Parallel Information Retrieval is a sample chapter in what appears to be a book-in-progress titled Information Retrieval Implementing and Evaluation Search Engines by Stefan Büttcher, Google Inc and Charles L. A. Clarke, Gordon V. Cormack, both of the University of Waterloo. The full table of contents is on-line and looks to be really interesting: Information retrieval is the foundation for modern search engines.    This text offers an introduction to the core topics underlying    modern search technologies, including algorithms, data structures,    indexing, retrieval, and evaluation. The emphasis is on  implementation    and experimentation; each chapter includes exercises and suggestions    for student projects.

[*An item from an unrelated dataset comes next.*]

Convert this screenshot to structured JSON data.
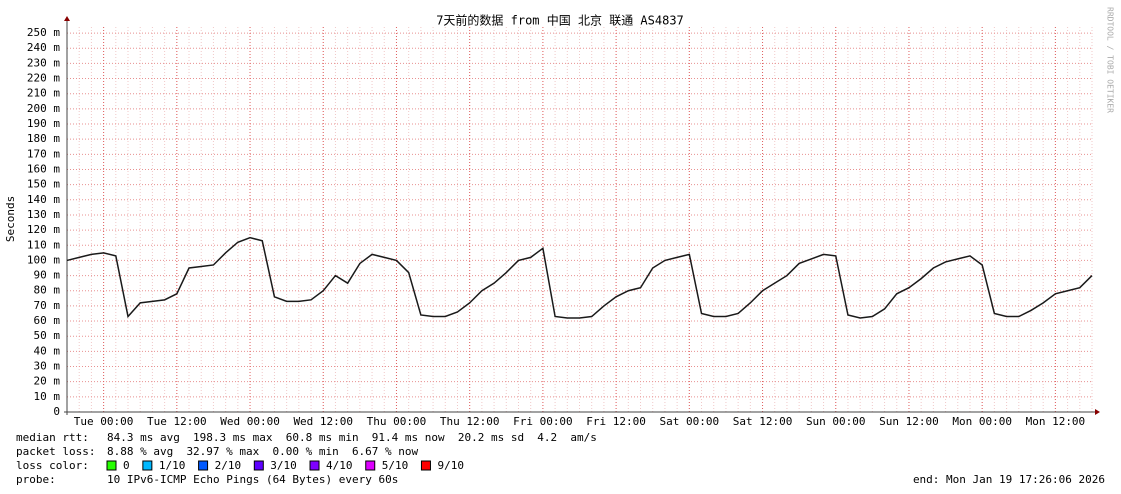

Currently available is the full text of chapters: Introduction, Basic Techniques, Static Inverted Indices, Index Compression, and Parallel Information Retrieval. Parallel Information Retrieval is really meaty:

Information retrieval systems often have to deal with very large amounts of data. They must be  able to process many gigabytes or even terabytes of text, and to build and maintain an index  for millions of documents. To some extent the techniques discussed in Chapters 5-8 can help us  satisfy these requirements, but it is clear that, at some point, sophisticated data structures and  clever optimizations alone are not sufficient anymore. A single computer simply does not have  the computational power or the storage capabilities required for indexing even a small fraction  of the World Wide Web.

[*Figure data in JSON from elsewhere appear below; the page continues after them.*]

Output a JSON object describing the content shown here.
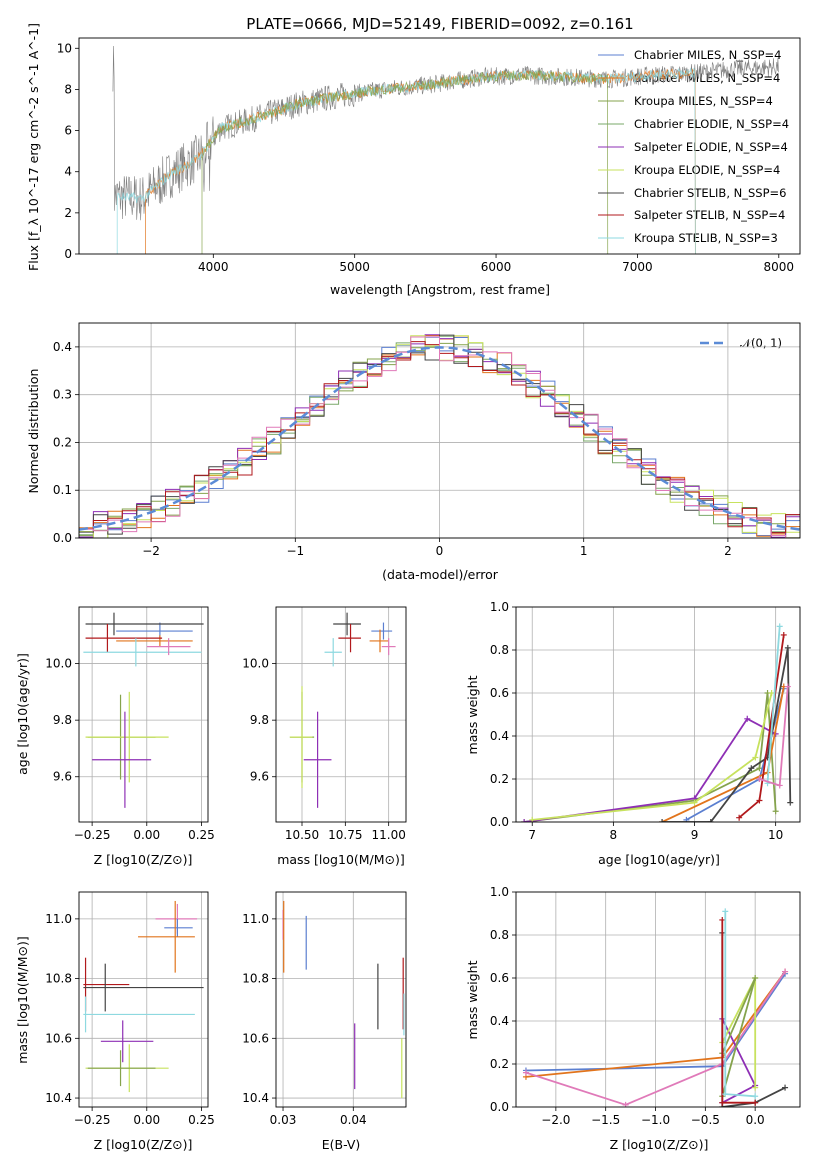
{
  "colors": {
    "chabrier_miles": "#5b7fd0",
    "salpeter_miles": "#e1741c",
    "kroupa_miles": "#85a34c",
    "chabrier_elodie": "#7aa86a",
    "salpeter_elodie": "#8e2fb5",
    "kroupa_elodie": "#c7e25e",
    "chabrier_stelib": "#444444",
    "salpeter_stelib": "#b1191c",
    "kroupa_stelib": "#8ed9e0",
    "pink": "#e07ab9",
    "data": "#808080",
    "normal": "#5b8bd6"
  },
  "chart_data": [
    {
      "id": "spectrum",
      "type": "line",
      "title": "PLATE=0666, MJD=52149, FIBERID=0092, z=0.161",
      "xlabel": "wavelength [Angstrom, rest frame]",
      "ylabel": "Flux [f_λ 10^-17 erg cm^-2 s^-1 A^-1]",
      "xlim": [
        3050,
        8150
      ],
      "ylim": [
        0,
        10.5
      ],
      "xticks": [
        "4000",
        "5000",
        "6000",
        "7000",
        "8000"
      ],
      "yticks": [
        "0",
        "2",
        "4",
        "6",
        "8",
        "10"
      ],
      "legend": [
        "Chabrier MILES, N_SSP=4",
        "Salpeter MILES, N_SSP=4",
        "Kroupa MILES, N_SSP=4",
        "Chabrier ELODIE, N_SSP=4",
        "Salpeter ELODIE, N_SSP=4",
        "Kroupa ELODIE, N_SSP=4",
        "Chabrier STELIB, N_SSP=6",
        "Salpeter STELIB, N_SSP=4",
        "Kroupa STELIB, N_SSP=3"
      ],
      "legend_position": "right",
      "continuum": [
        [
          3300,
          2.8
        ],
        [
          3500,
          2.7
        ],
        [
          3700,
          3.9
        ],
        [
          3900,
          4.7
        ],
        [
          4050,
          6.1
        ],
        [
          4300,
          6.6
        ],
        [
          4600,
          7.3
        ],
        [
          4900,
          7.7
        ],
        [
          5200,
          8.0
        ],
        [
          5500,
          8.2
        ],
        [
          5900,
          8.6
        ],
        [
          6200,
          8.7
        ],
        [
          6500,
          8.6
        ],
        [
          6800,
          8.5
        ],
        [
          7100,
          8.7
        ],
        [
          7400,
          8.8
        ],
        [
          7700,
          9.0
        ],
        [
          8000,
          9.1
        ]
      ],
      "model_ranges": [
        [
          3520,
          7410
        ],
        [
          3320,
          7410
        ],
        [
          3920,
          6790
        ]
      ]
    },
    {
      "id": "residuals",
      "type": "bar",
      "xlabel": "(data-model)/error",
      "ylabel": "Normed distribution",
      "xlim": [
        -2.5,
        2.5
      ],
      "ylim": [
        0,
        0.45
      ],
      "xticks": [
        "−2",
        "−1",
        "0",
        "1",
        "2"
      ],
      "yticks": [
        "0.0",
        "0.1",
        "0.2",
        "0.3",
        "0.4"
      ],
      "legend": [
        "𝒩(0, 1)"
      ],
      "bin_width": 0.1,
      "num_histograms": 9
    },
    {
      "id": "age-vs-Z",
      "type": "scatter",
      "xlabel": "Z [log10(Z/Z⊙)]",
      "ylabel": "age [log10(age/yr)]",
      "xlim": [
        -0.31,
        0.28
      ],
      "ylim": [
        9.44,
        10.2
      ],
      "xticks": [
        "−0.25",
        "0.00",
        "0.25"
      ],
      "yticks": [
        "9.6",
        "9.8",
        "10.0"
      ],
      "points": [
        {
          "x": 0.06,
          "y": 10.115,
          "xerr": [
            0.2,
            0.15
          ],
          "yerr": [
            0.03,
            0.03
          ],
          "c": "chabrier_miles"
        },
        {
          "x": 0.06,
          "y": 10.08,
          "xerr": [
            0.2,
            0.15
          ],
          "yerr": [
            0.02,
            0.02
          ],
          "c": "salpeter_miles"
        },
        {
          "x": -0.15,
          "y": 10.14,
          "xerr": [
            0.13,
            0.41
          ],
          "yerr": [
            0.04,
            0.04
          ],
          "c": "chabrier_stelib"
        },
        {
          "x": -0.18,
          "y": 10.09,
          "xerr": [
            0.1,
            0.25
          ],
          "yerr": [
            0.05,
            0.05
          ],
          "c": "salpeter_stelib"
        },
        {
          "x": -0.05,
          "y": 10.04,
          "xerr": [
            0.24,
            0.3
          ],
          "yerr": [
            0.05,
            0.05
          ],
          "c": "kroupa_stelib"
        },
        {
          "x": 0.1,
          "y": 10.06,
          "xerr": [
            0.1,
            0.1
          ],
          "yerr": [
            0.03,
            0.03
          ],
          "c": "pink"
        },
        {
          "x": -0.12,
          "y": 9.74,
          "xerr": [
            0.15,
            0.16
          ],
          "yerr": [
            0.15,
            0.15
          ],
          "c": "kroupa_miles"
        },
        {
          "x": -0.08,
          "y": 9.74,
          "xerr": [
            0.2,
            0.18
          ],
          "yerr": [
            0.16,
            0.16
          ],
          "c": "kroupa_elodie"
        },
        {
          "x": -0.1,
          "y": 9.66,
          "xerr": [
            0.15,
            0.12
          ],
          "yerr": [
            0.17,
            0.17
          ],
          "c": "salpeter_elodie"
        }
      ]
    },
    {
      "id": "age-vs-mass",
      "type": "scatter",
      "xlabel": "mass [log10(M/M⊙)]",
      "ylabel": "",
      "xlim": [
        10.35,
        11.1
      ],
      "ylim": [
        9.44,
        10.2
      ],
      "xticks": [
        "10.50",
        "10.75",
        "11.00"
      ],
      "yticks": [
        "9.6",
        "9.8",
        "10.0"
      ],
      "points": [
        {
          "x": 10.97,
          "y": 10.115,
          "xerr": [
            0.07,
            0.05
          ],
          "yerr": [
            0.03,
            0.03
          ],
          "c": "chabrier_miles"
        },
        {
          "x": 10.95,
          "y": 10.08,
          "xerr": [
            0.06,
            0.05
          ],
          "yerr": [
            0.04,
            0.04
          ],
          "c": "salpeter_miles"
        },
        {
          "x": 10.76,
          "y": 10.14,
          "xerr": [
            0.08,
            0.08
          ],
          "yerr": [
            0.04,
            0.04
          ],
          "c": "chabrier_stelib"
        },
        {
          "x": 10.78,
          "y": 10.09,
          "xerr": [
            0.07,
            0.06
          ],
          "yerr": [
            0.05,
            0.05
          ],
          "c": "salpeter_stelib"
        },
        {
          "x": 10.68,
          "y": 10.04,
          "xerr": [
            0.05,
            0.05
          ],
          "yerr": [
            0.05,
            0.05
          ],
          "c": "kroupa_stelib"
        },
        {
          "x": 11.0,
          "y": 10.06,
          "xerr": [
            0.04,
            0.04
          ],
          "yerr": [
            0.03,
            0.03
          ],
          "c": "pink"
        },
        {
          "x": 10.5,
          "y": 9.74,
          "xerr": [
            0.07,
            0.07
          ],
          "yerr": [
            0.16,
            0.16
          ],
          "c": "kroupa_miles"
        },
        {
          "x": 10.5,
          "y": 9.74,
          "xerr": [
            0.07,
            0.06
          ],
          "yerr": [
            0.18,
            0.18
          ],
          "c": "kroupa_elodie"
        },
        {
          "x": 10.59,
          "y": 9.66,
          "xerr": [
            0.08,
            0.08
          ],
          "yerr": [
            0.17,
            0.17
          ],
          "c": "salpeter_elodie"
        }
      ]
    },
    {
      "id": "massweight-vs-age",
      "type": "line",
      "xlabel": "age [log10(age/yr)]",
      "ylabel": "mass weight",
      "xlim": [
        6.8,
        10.3
      ],
      "ylim": [
        0,
        1
      ],
      "xticks": [
        "7",
        "8",
        "9",
        "10"
      ],
      "yticks": [
        "0.0",
        "0.2",
        "0.4",
        "0.6",
        "0.8",
        "1.0"
      ],
      "series": [
        {
          "c": "kroupa_miles",
          "points": [
            [
              6.9,
              0.0
            ],
            [
              9.0,
              0.1
            ],
            [
              9.8,
              0.25
            ],
            [
              9.9,
              0.6
            ],
            [
              10.0,
              0.05
            ]
          ]
        },
        {
          "c": "salpeter_elodie",
          "points": [
            [
              6.9,
              0.0
            ],
            [
              9.0,
              0.11
            ],
            [
              9.65,
              0.48
            ],
            [
              10.0,
              0.41
            ]
          ]
        },
        {
          "c": "kroupa_elodie",
          "points": [
            [
              7.0,
              0.01
            ],
            [
              9.0,
              0.09
            ],
            [
              9.75,
              0.3
            ],
            [
              9.95,
              0.6
            ]
          ]
        },
        {
          "c": "chabrier_miles",
          "points": [
            [
              8.9,
              0.01
            ],
            [
              9.8,
              0.2
            ],
            [
              10.1,
              0.62
            ]
          ]
        },
        {
          "c": "salpeter_miles",
          "points": [
            [
              8.6,
              0.0
            ],
            [
              9.9,
              0.23
            ],
            [
              10.1,
              0.63
            ]
          ]
        },
        {
          "c": "chabrier_stelib",
          "points": [
            [
              8.6,
              0.0
            ],
            [
              9.2,
              0.0
            ],
            [
              9.7,
              0.25
            ],
            [
              9.9,
              0.3
            ],
            [
              10.15,
              0.81
            ],
            [
              10.18,
              0.09
            ]
          ]
        },
        {
          "c": "salpeter_stelib",
          "points": [
            [
              9.55,
              0.02
            ],
            [
              9.8,
              0.1
            ],
            [
              10.1,
              0.87
            ]
          ]
        },
        {
          "c": "kroupa_stelib",
          "points": [
            [
              9.9,
              0.18
            ],
            [
              10.05,
              0.91
            ]
          ]
        },
        {
          "c": "pink",
          "points": [
            [
              9.8,
              0.2
            ],
            [
              10.05,
              0.17
            ],
            [
              10.15,
              0.63
            ]
          ]
        }
      ]
    },
    {
      "id": "mass-vs-Z",
      "type": "scatter",
      "xlabel": "Z [log10(Z/Z⊙)]",
      "ylabel": "mass [log10(M/M⊙)]",
      "xlim": [
        -0.31,
        0.28
      ],
      "ylim": [
        10.37,
        11.09
      ],
      "xticks": [
        "−0.25",
        "0.00",
        "0.25"
      ],
      "yticks": [
        "10.4",
        "10.6",
        "10.8",
        "11.0"
      ],
      "points": [
        {
          "x": 0.14,
          "y": 11.0,
          "xerr": [
            0.1,
            0.09
          ],
          "yerr": [
            0.05,
            0.05
          ],
          "c": "pink"
        },
        {
          "x": 0.14,
          "y": 10.97,
          "xerr": [
            0.06,
            0.07
          ],
          "yerr": [
            0.03,
            0.03
          ],
          "c": "chabrier_miles"
        },
        {
          "x": 0.13,
          "y": 10.94,
          "xerr": [
            0.17,
            0.09
          ],
          "yerr": [
            0.12,
            0.12
          ],
          "c": "salpeter_miles"
        },
        {
          "x": -0.28,
          "y": 10.78,
          "xerr": [
            0.01,
            0.2
          ],
          "yerr": [
            0.09,
            0.09
          ],
          "c": "salpeter_stelib"
        },
        {
          "x": -0.19,
          "y": 10.77,
          "xerr": [
            0.1,
            0.45
          ],
          "yerr": [
            0.08,
            0.08
          ],
          "c": "chabrier_stelib"
        },
        {
          "x": -0.28,
          "y": 10.68,
          "xerr": [
            0.01,
            0.5
          ],
          "yerr": [
            0.06,
            0.06
          ],
          "c": "kroupa_stelib"
        },
        {
          "x": -0.11,
          "y": 10.59,
          "xerr": [
            0.1,
            0.14
          ],
          "yerr": [
            0.07,
            0.07
          ],
          "c": "salpeter_elodie"
        },
        {
          "x": -0.08,
          "y": 10.5,
          "xerr": [
            0.2,
            0.18
          ],
          "yerr": [
            0.08,
            0.08
          ],
          "c": "kroupa_elodie"
        },
        {
          "x": -0.12,
          "y": 10.5,
          "xerr": [
            0.15,
            0.16
          ],
          "yerr": [
            0.06,
            0.06
          ],
          "c": "kroupa_miles"
        }
      ]
    },
    {
      "id": "mass-vs-EBV",
      "type": "scatter",
      "xlabel": "E(B-V)",
      "ylabel": "",
      "xlim": [
        0.029,
        0.0475
      ],
      "ylim": [
        10.37,
        11.09
      ],
      "xticks": [
        "0.03",
        "0.04"
      ],
      "yticks": [
        "10.4",
        "10.6",
        "10.8",
        "11.0"
      ],
      "points": [
        {
          "x": 0.03,
          "y": 10.98,
          "xerr": [
            0,
            0
          ],
          "yerr": [
            0.05,
            0.05
          ],
          "c": "pink"
        },
        {
          "x": 0.0301,
          "y": 10.94,
          "xerr": [
            0,
            0
          ],
          "yerr": [
            0.12,
            0.12
          ],
          "c": "salpeter_miles"
        },
        {
          "x": 0.0333,
          "y": 10.92,
          "xerr": [
            0,
            0
          ],
          "yerr": [
            0.09,
            0.09
          ],
          "c": "chabrier_miles"
        },
        {
          "x": 0.0402,
          "y": 10.54,
          "xerr": [
            0,
            0
          ],
          "yerr": [
            0.11,
            0.11
          ],
          "c": "salpeter_elodie"
        },
        {
          "x": 0.0435,
          "y": 10.74,
          "xerr": [
            0,
            0
          ],
          "yerr": [
            0.11,
            0.11
          ],
          "c": "chabrier_stelib"
        },
        {
          "x": 0.0469,
          "y": 10.5,
          "xerr": [
            0,
            0
          ],
          "yerr": [
            0.1,
            0.1
          ],
          "c": "kroupa_elodie"
        },
        {
          "x": 0.0471,
          "y": 10.75,
          "xerr": [
            0,
            0
          ],
          "yerr": [
            0.12,
            0.12
          ],
          "c": "salpeter_stelib"
        },
        {
          "x": 0.0472,
          "y": 10.68,
          "xerr": [
            0,
            0
          ],
          "yerr": [
            0.07,
            0.07
          ],
          "c": "kroupa_stelib"
        }
      ]
    },
    {
      "id": "massweight-vs-Z",
      "type": "line",
      "xlabel": "Z [log10(Z/Z⊙)]",
      "ylabel": "mass weight",
      "xlim": [
        -2.4,
        0.45
      ],
      "ylim": [
        0,
        1
      ],
      "xticks": [
        "−2.0",
        "−1.5",
        "−1.0",
        "−0.5",
        "0.0"
      ],
      "yticks": [
        "0.0",
        "0.2",
        "0.4",
        "0.6",
        "0.8",
        "1.0"
      ],
      "series": [
        {
          "c": "chabrier_miles",
          "points": [
            [
              -2.3,
              0.17
            ],
            [
              -0.33,
              0.19
            ],
            [
              0.3,
              0.62
            ]
          ]
        },
        {
          "c": "salpeter_miles",
          "points": [
            [
              -2.3,
              0.14
            ],
            [
              -0.33,
              0.23
            ],
            [
              0.3,
              0.63
            ]
          ]
        },
        {
          "c": "pink",
          "points": [
            [
              -2.3,
              0.16
            ],
            [
              -1.3,
              0.01
            ],
            [
              -0.33,
              0.2
            ],
            [
              0.3,
              0.63
            ]
          ]
        },
        {
          "c": "salpeter_elodie",
          "points": [
            [
              -0.33,
              0.41
            ],
            [
              0.0,
              0.1
            ],
            [
              -0.33,
              0.02
            ]
          ]
        },
        {
          "c": "kroupa_elodie",
          "points": [
            [
              -0.33,
              0.3
            ],
            [
              0.0,
              0.6
            ],
            [
              0.0,
              0.09
            ]
          ]
        },
        {
          "c": "kroupa_miles",
          "points": [
            [
              -0.33,
              0.25
            ],
            [
              0.0,
              0.6
            ],
            [
              -0.33,
              0.05
            ]
          ]
        },
        {
          "c": "chabrier_stelib",
          "points": [
            [
              -0.33,
              0.81
            ],
            [
              -0.33,
              0.0
            ],
            [
              0.0,
              0.02
            ],
            [
              0.3,
              0.09
            ]
          ]
        },
        {
          "c": "salpeter_stelib",
          "points": [
            [
              -0.33,
              0.87
            ],
            [
              -0.33,
              0.02
            ],
            [
              0.0,
              0.02
            ]
          ]
        },
        {
          "c": "kroupa_stelib",
          "points": [
            [
              -0.3,
              0.91
            ],
            [
              -0.3,
              0.06
            ],
            [
              0.0,
              0.05
            ]
          ]
        }
      ]
    }
  ]
}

In this chapter we examine various ways of making information retrieval systems scale to very  large text collections such as the Web. The first part (Section 14.1) is concerned with parallel  query processing, where the search engine's service rate is increased by having multiple index  servers process incoming queries in parallel. It also discusses redundancy and fault tolerance  issues in distributed search engines. In the second second part (Section 14.2), we shift our  attention to the parallel execution of o¿-line tasks, such as index construction and statistical  analysis of a corpus of text. We explain the basics of MapReduce, a framework designed for  massively parallel computations carried out on large amounts of data.

Definitely worth a read right now and I look forward to the rest of the book.